|Diane d’Andouins by Etienne Dumonstier|
Earlier this year, when I was feverishly sewing for Colonial Williamsburg, I put together a quick test bodice in some russet velveteen. It was just to test out the pattern I’d made for the riding habit waistcoat, but serendipitously, the shape and fit would also work for a ladies’ late Elizabethan doublet.
So I didn’t scrap the test bodice, and now I’m wanting to make it into the 1570s-90s outfit it so desperately wants to become. Lucky for me, I have some black taffeta, black velvet ribbon, and reticella-ish lace in my stash, ready to be allotted to this costume.
I trimmed an Elizabethan bodice in black velvet ribbon before, and loved it to bits, but this time I want to try a different pattern.
|A loooong time ago, in a galaxy far, far away…|
So, naturally, to the research!
|Saint Cecilia, 1550s-60s, by Ambrosius Benson|
This is black trimmed in gold, and it has an overskirt, so it’s a gown, not a doublet. Primarily I like the sleeve treatment here.
|Mary Tudor, by Hans Holbein|
I love the stark contrast on Mary’s gown (a gown, not a doublet, yes, but this trim style could be extended), and those sleeves are KAPOW, but I don’t think I could pull the linebacker look off!
|Portrait of a Lady in Black, by Pieter Jansz. Pourbus. Click through for a super-huge version|
A complex trim arrangement – would this look as good in russet and black, instead of black and metallic lace? On a random note, I love the little lion on her necklace.

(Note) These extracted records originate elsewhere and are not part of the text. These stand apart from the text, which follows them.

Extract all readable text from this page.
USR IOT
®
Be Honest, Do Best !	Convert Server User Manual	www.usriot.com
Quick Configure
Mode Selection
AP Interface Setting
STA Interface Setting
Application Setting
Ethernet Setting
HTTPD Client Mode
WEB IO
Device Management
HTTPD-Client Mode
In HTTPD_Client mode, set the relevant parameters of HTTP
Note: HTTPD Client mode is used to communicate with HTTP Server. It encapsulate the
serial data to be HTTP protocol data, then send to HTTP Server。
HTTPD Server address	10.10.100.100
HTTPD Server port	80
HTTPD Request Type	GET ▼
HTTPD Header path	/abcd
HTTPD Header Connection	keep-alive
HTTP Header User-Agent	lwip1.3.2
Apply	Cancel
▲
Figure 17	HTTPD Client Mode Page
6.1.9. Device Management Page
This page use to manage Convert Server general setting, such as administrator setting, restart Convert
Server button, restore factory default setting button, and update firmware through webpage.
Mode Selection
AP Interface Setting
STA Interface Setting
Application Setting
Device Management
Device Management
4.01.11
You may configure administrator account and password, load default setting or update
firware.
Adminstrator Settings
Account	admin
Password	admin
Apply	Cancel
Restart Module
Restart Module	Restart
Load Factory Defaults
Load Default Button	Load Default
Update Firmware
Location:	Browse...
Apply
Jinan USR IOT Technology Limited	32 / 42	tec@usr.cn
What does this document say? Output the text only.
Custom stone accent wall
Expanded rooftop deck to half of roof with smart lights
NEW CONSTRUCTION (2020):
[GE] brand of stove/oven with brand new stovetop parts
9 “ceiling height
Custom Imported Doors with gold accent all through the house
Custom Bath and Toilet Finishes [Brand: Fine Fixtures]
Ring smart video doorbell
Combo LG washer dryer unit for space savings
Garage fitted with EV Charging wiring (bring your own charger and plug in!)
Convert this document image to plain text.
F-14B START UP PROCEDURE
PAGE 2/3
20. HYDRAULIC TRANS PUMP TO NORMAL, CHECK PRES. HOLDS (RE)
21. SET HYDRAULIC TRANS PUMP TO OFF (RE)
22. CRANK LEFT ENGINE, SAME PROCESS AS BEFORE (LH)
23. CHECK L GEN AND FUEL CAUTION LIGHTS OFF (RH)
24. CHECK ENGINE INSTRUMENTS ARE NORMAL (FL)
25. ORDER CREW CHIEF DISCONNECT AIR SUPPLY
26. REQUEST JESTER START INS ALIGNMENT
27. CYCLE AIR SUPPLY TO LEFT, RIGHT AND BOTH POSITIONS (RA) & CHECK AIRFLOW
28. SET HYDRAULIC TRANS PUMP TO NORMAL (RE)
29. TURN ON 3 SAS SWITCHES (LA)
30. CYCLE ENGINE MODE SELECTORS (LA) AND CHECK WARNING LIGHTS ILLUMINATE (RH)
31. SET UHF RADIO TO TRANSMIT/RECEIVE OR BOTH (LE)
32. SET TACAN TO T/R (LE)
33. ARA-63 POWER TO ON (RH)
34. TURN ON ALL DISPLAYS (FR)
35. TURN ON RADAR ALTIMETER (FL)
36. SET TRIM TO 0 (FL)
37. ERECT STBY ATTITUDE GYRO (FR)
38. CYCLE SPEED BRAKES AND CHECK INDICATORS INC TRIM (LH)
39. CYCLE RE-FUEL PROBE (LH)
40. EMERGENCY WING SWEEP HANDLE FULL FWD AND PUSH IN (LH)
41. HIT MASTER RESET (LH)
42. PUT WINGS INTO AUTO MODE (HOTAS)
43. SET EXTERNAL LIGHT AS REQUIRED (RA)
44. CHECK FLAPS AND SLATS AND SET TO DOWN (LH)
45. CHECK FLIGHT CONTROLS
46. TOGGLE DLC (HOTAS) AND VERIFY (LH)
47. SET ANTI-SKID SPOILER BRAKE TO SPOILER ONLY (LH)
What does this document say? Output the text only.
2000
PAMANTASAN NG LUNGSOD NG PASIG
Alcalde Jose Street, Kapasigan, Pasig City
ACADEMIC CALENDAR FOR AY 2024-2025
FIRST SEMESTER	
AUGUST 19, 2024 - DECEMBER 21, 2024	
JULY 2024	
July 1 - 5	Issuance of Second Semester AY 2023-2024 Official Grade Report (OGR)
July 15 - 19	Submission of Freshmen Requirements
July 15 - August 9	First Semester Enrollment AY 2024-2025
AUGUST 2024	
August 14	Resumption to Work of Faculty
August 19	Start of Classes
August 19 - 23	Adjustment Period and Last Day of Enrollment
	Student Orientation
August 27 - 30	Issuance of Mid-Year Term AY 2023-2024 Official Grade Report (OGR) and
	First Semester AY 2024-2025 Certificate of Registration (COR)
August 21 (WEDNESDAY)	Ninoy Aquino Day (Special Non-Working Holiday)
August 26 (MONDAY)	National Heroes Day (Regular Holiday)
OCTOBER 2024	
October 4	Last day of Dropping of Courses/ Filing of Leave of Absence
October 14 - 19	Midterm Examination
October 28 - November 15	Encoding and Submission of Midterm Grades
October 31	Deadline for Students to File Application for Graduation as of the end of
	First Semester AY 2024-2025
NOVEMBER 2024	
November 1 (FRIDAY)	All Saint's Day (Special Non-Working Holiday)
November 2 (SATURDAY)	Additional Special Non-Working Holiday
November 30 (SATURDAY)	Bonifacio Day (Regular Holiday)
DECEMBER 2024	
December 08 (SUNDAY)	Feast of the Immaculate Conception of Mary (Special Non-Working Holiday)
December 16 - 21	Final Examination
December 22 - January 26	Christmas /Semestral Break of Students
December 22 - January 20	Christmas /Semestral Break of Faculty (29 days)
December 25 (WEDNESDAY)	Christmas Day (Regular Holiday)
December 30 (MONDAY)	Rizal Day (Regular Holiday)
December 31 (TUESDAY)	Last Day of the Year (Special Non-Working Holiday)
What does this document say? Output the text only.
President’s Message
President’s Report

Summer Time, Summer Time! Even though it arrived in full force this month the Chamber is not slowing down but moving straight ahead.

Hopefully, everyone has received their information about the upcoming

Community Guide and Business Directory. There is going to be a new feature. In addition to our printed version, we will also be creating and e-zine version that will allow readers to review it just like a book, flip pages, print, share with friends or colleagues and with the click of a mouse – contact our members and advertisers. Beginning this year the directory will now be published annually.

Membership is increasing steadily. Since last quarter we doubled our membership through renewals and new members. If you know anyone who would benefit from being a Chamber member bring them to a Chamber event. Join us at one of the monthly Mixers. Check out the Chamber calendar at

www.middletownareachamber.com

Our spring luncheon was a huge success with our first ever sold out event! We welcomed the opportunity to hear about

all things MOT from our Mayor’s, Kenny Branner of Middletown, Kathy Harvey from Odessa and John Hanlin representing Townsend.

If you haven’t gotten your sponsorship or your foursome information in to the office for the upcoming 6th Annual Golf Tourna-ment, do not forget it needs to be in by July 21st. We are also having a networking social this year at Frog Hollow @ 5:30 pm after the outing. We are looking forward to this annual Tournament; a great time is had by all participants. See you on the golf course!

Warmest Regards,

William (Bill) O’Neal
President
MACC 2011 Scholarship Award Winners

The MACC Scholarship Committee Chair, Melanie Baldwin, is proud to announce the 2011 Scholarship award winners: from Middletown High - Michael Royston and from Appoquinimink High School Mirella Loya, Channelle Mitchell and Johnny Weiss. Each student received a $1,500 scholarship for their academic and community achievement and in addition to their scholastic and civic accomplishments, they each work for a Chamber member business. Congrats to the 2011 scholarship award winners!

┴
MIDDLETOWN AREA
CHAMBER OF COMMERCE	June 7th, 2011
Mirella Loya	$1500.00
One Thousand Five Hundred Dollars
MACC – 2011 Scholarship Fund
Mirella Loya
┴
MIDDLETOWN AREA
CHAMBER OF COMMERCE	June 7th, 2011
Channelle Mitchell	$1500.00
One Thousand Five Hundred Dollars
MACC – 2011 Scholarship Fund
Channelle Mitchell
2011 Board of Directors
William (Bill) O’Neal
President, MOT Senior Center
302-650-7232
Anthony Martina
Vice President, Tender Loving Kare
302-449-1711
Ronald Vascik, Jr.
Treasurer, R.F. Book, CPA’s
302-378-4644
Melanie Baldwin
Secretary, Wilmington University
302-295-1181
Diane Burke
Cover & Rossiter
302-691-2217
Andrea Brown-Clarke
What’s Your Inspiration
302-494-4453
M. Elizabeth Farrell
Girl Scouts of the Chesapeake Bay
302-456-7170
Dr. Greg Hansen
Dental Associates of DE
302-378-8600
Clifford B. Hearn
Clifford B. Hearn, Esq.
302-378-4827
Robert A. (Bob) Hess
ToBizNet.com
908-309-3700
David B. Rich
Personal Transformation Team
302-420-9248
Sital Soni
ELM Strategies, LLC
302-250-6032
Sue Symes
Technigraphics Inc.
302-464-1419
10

|Princess of Cleve and Berg, 1577|
Though we can’t see the rest of the Princess’ ensemble, the horizontal trim is quite striking, as well as the shoulder treatment.
|Marie de’ Medici as a child|
And here, of course, is the opposite of Cleve, above – vertical banding.
|Extreme Costuming – a page with a whole bunch of doublet trimming ideas – this is just one – click through for all of them.|
I like the chevron trim, though I might inverse it so it points down – this takes a lot of ribbon, though, which I may not have.
Something’ll come to me. I used to know a lot about this period, but I’ve forgotten it all over the years. I suspect my doublet+sleeves+petticoat is a Fair-ism, but more research’ll suss that one out. I don’t have the yardage to do a matching overskirt, so it might just have to stay a Fair-ism. I’m okay with that – it’s Renfaire, after all.